Juhaini mengatakan Gerakan Pangan Murah merupakan amanat pemerintah pusat kepada pemerintah daerah dalam rangka menjaga ketahanan pangan sekaligus mengantisipasi dampak perubahan iklim, termasuk gejala El Nino yang berpotensi memengaruhi ketersediaan dan harga pangan.
“Alhamdulillah hari ini saya mewakili Plh Wali Kota Pangkalpinang menghadiri Gerakan Pangan Murah di Terminal Keramat. Ini merupakan salah satu upaya pemerintah dalam menjaga stabilitas harga dan membantu masyarakat memperoleh kebutuhan pokok dengan harga yang lebih terjangkau,” ujarnya.
Menurut Juhaini, program GPM Kerito Surong yang digelar ini, diinisiasi Dinas Pangan dan Pertanian bersama kecamatan, kelurahan, distributor, Bulog, pelaku UMKM hingga Kelompok Wanita Tani (KWT).

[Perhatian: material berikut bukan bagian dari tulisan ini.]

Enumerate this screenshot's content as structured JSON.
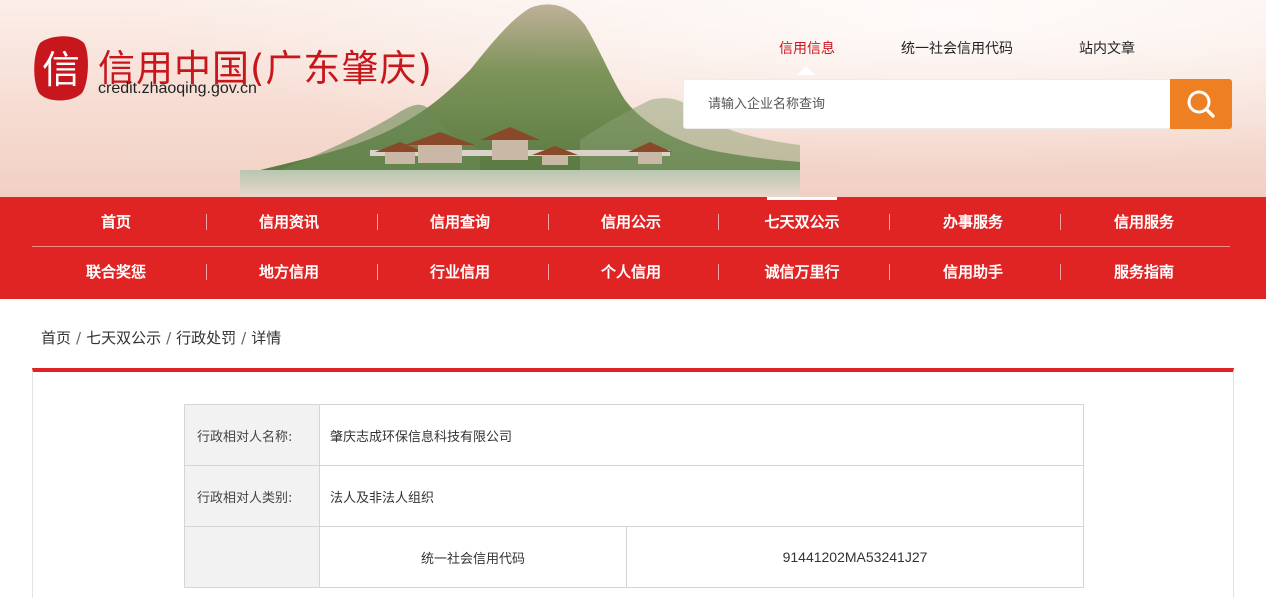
{
  "header": {
    "site_title": "信用中国(广东肇庆)",
    "domain": "credit.zhaoqing.gov.cn",
    "logo_char": "信",
    "brand_color": "#c8161d",
    "top_links": [
      {
        "label": "信用信息",
        "active": true
      },
      {
        "label": "统一社会信用代码",
        "active": false
      },
      {
        "label": "站内文章",
        "active": false
      }
    ],
    "search": {
      "placeholder": "请输入企业名称查询",
      "value": "",
      "button_icon": "search-icon",
      "button_color": "#ee7f22"
    }
  },
  "nav": {
    "color": "#e02424",
    "rows": [
      [
        "首页",
        "信用资讯",
        "信用查询",
        "信用公示",
        "七天双公示",
        "办事服务",
        "信用服务"
      ],
      [
        "联合奖惩",
        "地方信用",
        "行业信用",
        "个人信用",
        "诚信万里行",
        "信用助手",
        "服务指南"
      ]
    ],
    "current": "七天双公示"
  },
  "breadcrumb": [
    "首页",
    "七天双公示",
    "行政处罚",
    "详情"
  ],
  "detail": {
    "name_label": "行政相对人名称:",
    "name_value": "肇庆志成环保信息科技有限公司",
    "type_label": "行政相对人类别:",
    "type_value": "法人及非法人组织",
    "credit_code_label": "统一社会信用代码",
    "credit_code_value": "91441202MA53241J27"
  }
}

Ia menjelaskan, sedikitnya 22 komoditas pangan strategis disediakan dalam kegiatan tersebut dengan harga distributor atau lebih murah dibandingkan harga pasar.
“Semua dijual dengan harga distributor. Ada beras, minyak goreng, gula, telur dan berbagai kebutuhan pokok lainnya. Bahkan UMKM, Bulog, Hypermart serta kelompok wanita tani juga ikut berpartisipasi,” jelasnya.
Juhaini menegaskan, pengendalian inflasi tidak bisa dilakukan pemerintah sendiri. Diperlukan sinergi seluruh pihak agar pasokan tetap tersedia dan distribusi pangan berjalan lancar.
“Kami berharap program ini benar-benar dirasakan manfaatnya oleh masyarakat. Pemerintah akan terus menghadirkan program yang mendukung keterjangkauan harga sekaligus memperkuat ketahanan pangan di Kota Pangkalpinang,” tandasnya.